Last year the Borough of Manhattan Community College in New York announced a new scholarship named for Ho Chi Minh and another honoring Joanne Chesimard, the former Black Panther and convicted murderer of a New Jersey police officer. Both scholarships were quickly renamed after protests.
Stanford law school paid Lynne Stewart, the lawyer who had been indicted for aiding Islamic terrorists, to speak and mentor students at a conference. After loud complaints, the school withdrew the word "mentor" from her conference title, but let her conduct mentoring and deliver her lecture anyway. Since then, she has been convicted on all five counts of conspiring to to aid terrorists and lying to the government.
Jeffrey Eden, a 17-year-old Rhode Island student, created a high-school art project comparing President Bush and Adolf Hitler, complete with three swastikas, little toy figurines and several slogans. One slogan was "Hitler’s own justification was his own hatred."
The Bush=Hitler artwork was just what some people wanted to see. It got an A from his teacher and a silver key at the Rhode Island scholastic art awards.

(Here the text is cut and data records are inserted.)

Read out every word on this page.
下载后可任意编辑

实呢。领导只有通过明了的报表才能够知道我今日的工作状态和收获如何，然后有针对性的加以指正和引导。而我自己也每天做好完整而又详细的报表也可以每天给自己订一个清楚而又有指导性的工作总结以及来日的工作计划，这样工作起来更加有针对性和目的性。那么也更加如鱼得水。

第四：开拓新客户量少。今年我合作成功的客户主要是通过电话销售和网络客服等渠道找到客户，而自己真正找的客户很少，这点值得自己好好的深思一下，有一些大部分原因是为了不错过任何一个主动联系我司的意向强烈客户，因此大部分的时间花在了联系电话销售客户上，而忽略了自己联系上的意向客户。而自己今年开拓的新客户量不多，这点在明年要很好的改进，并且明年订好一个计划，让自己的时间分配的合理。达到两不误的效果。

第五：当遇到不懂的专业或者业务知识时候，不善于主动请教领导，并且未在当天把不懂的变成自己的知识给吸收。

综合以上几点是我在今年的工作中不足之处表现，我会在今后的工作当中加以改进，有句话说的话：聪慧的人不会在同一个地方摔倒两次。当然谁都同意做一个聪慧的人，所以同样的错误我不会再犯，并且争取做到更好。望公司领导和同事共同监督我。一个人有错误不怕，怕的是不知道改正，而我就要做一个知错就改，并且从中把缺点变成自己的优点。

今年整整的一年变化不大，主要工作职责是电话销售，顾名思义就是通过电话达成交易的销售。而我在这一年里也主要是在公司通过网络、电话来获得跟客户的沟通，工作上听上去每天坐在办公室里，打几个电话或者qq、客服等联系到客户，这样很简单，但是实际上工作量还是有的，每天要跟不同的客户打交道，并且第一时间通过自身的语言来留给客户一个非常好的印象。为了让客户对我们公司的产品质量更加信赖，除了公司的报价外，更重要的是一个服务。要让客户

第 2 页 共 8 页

Villanova University installed a memorial plaque honoring a professor who killed her Down syndrome baby and herself in 2003. After protests, including some from parents of Down children, the plaque was removed. A spokesman said, "At no time did the university nor anyone associated with the university intend to devalue the sanctity of life."

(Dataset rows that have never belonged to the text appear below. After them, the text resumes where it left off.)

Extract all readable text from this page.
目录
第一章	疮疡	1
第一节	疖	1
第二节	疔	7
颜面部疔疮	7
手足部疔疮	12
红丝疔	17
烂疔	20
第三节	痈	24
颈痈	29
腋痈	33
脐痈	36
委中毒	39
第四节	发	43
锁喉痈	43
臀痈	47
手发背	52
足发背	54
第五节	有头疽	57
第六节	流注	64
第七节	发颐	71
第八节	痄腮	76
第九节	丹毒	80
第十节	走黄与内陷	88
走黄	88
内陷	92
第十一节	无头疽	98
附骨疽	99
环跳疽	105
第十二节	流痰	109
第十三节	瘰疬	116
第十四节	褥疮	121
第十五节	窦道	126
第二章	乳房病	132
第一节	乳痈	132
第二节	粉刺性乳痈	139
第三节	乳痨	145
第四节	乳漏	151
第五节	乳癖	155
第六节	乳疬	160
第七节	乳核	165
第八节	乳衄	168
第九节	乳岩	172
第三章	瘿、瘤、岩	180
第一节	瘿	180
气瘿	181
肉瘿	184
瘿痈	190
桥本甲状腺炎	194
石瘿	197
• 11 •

And we have the awards that many Austrians and other Europeans wanted to bestow on Tookie Williams, the unusually vicious multiple murderer who was executed in California late last year. He was nominated for a Nobel Peace prize, and when Governor Arnold Schwarzenegger denied Williams clemency, a drive began to remove Arnold's name from an Austrian sports stadium and dedicate the building to Tookie instead. Awards are the new frontier of moral confusion.